Смена дней, погод. И перед зимой и осенью надо радоваться новому хозяину, потому что хозяин сердит, и из осколков снов, бурь и следов на брошенных дорогах можно найти другую, более крутую дорогу, более короткую, которой можно хвастаться перед женщиной, делая вид, что не хвастаешься.

Умение рубить камни, умение покрывать камни краской, умение украсить стены, которые никто не увидит, умение заклинать повторением – как бы удвоением жизни – это начало искусства. Люди, которые, не имея электричества и сальных свечей, создали фрески, не были формалистами.

Когда, спустя десятки тысяч лет, эти вещи были увидены, то люди XIX и XX веков не поверили в их подлинность.

Фрески должны были доказывать, что они искусство.

Так Нева напоминала Петру, что она только порог моря, что море снабжено ветром, что оно иногда возвращается проверить берег.

Так вот, говорю не для себя – читателям, – самые ценные книги те, которые вы уже прочли. И прочитанная книга для человека ценнее, чем непрочитанная.

Говорю про хорошие книги. Нужно уметь возвращаться к тому, что уже сделал, возвращаться хотя бы для того, чтобы разочаровываться в старом, в молодости, которая очень часто ошибается, но имеет хорошие глаза.

Кровь, обработанная легкими, уходит после них обогащенной. Повторения у автора неизбежны.

Говорю со всем пониманием того, какое расстояние между мной и теми авторами, которых цитирую. Повторения пейзажей, описания восторга и описания событий неизбежны, и у каждого писателя они свои.

У Блока – не только свой Петербург, у него тот город, который он видит многие годы через одно и то же окно.

Так поступал Маяковский, потому что для себя он сам – герой лирической драмы, он сам для себя ее рассказывал с изменением надежд и разочарований; он заканчивает одно из своих стихотворений словами:

 
Прими мой дар, дорогая,
больше я, может быть, ничего не придумаю.
 

Это не утверждение навязчивых мыслей, а необходимых ступеней, по которым человек подымается сам для себя, для внимательной мысли или для вдохновения, которое, как говорил Пушкин, нужно и в геометрии, и в поэзии, и для прогулки по городу, и для разговора со своими детьми, много раз тебя слышавшими, но все еще не понимающими.

* * *

Атомы, осколки летят через Вселенную и отскакивают назад. В мире есть элементы, которые как бы самостоятельны.

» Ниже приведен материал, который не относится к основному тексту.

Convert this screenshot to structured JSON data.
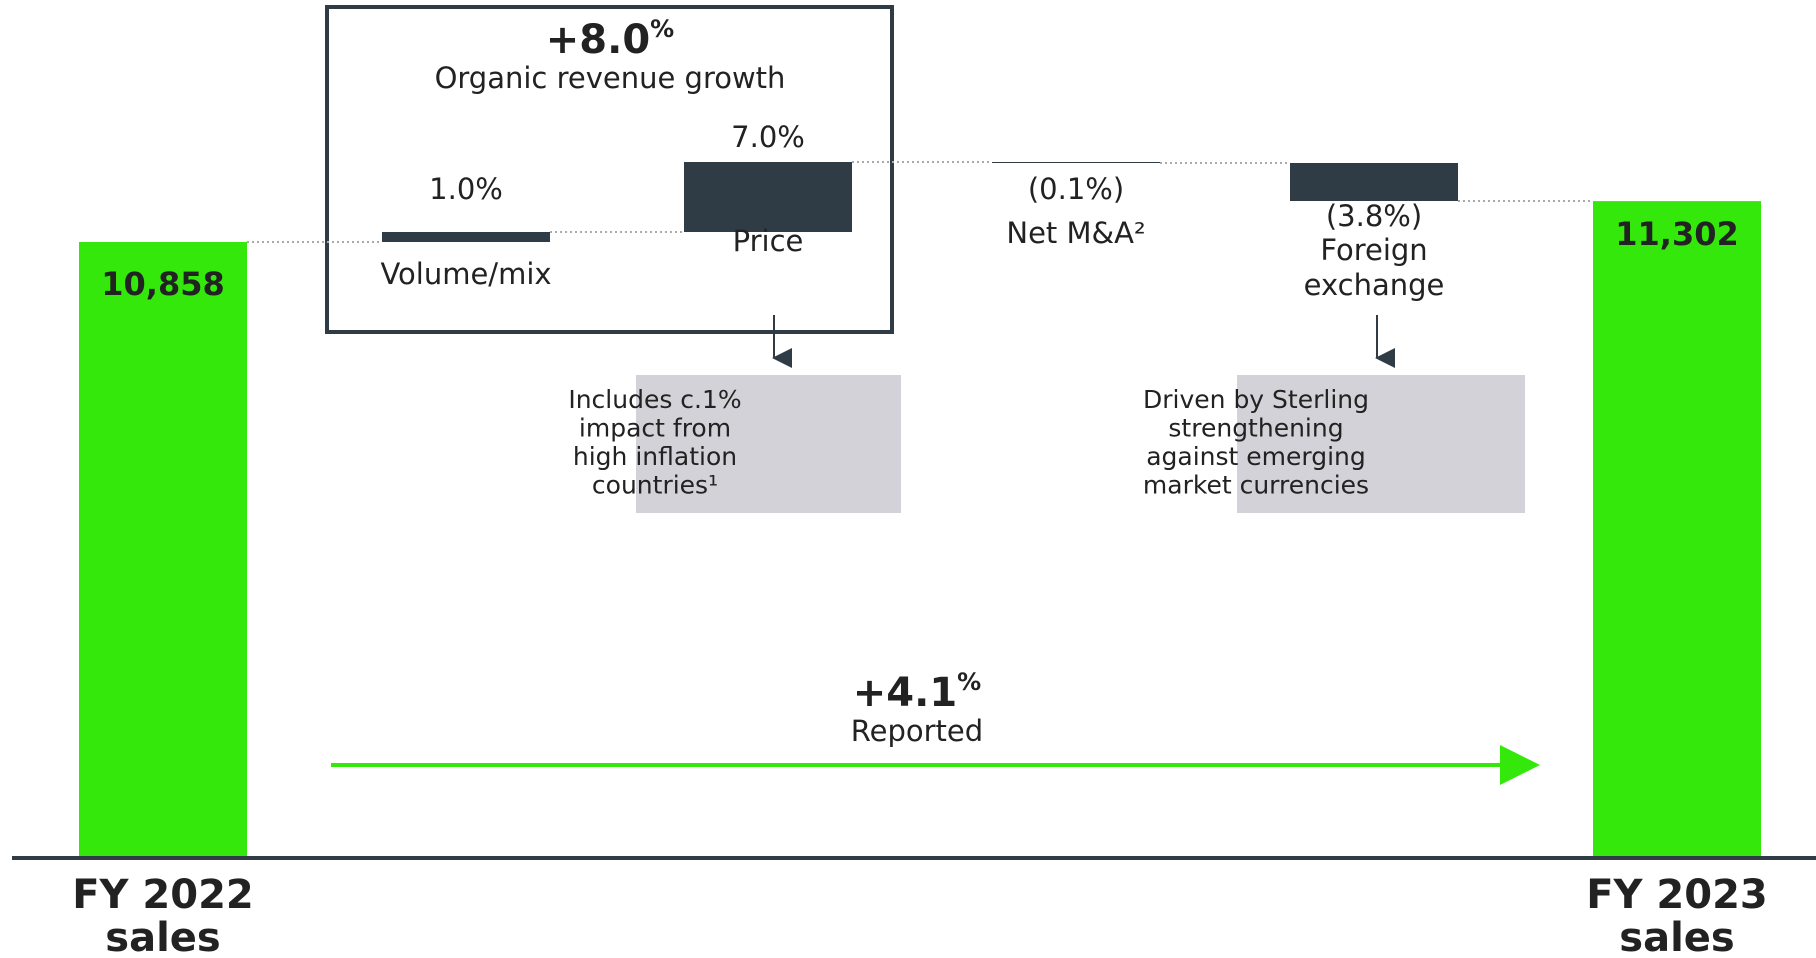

Маркс писал, что самостоятельность – как бы вечность искусства.

Пушкин считал, что математика может устареть, а искусство нет.

Искусство существует вечно, каждый шаг его вперед является шагом противостояния, и вот эти элементы передвижения являются вечными.

Вот история Л.Н. Толстого – история изменения его героев. Они меняются и в войне, и в мире.

В искусстве остается то, что изменяется.

Блестящий молодой офицер князь Касатский, узнав, что его невеста была любовницей императора, бросает службу и становится монахом. Уходит в другой мир. Но остается человеком. И поэтому неизбежно снова сталкивается с реальной жизнью.

Вновь теряет свой мир и вновь уходит.

Однажды он встретил помещичью семью, с которой ехал француз-путешественник. Француз, оценив «породу» нищего князя, дал ему и другим странникам двадцать копеек. И Касатский, выслушавший разговор о себе по-французски, смиренно благодарит иностранца.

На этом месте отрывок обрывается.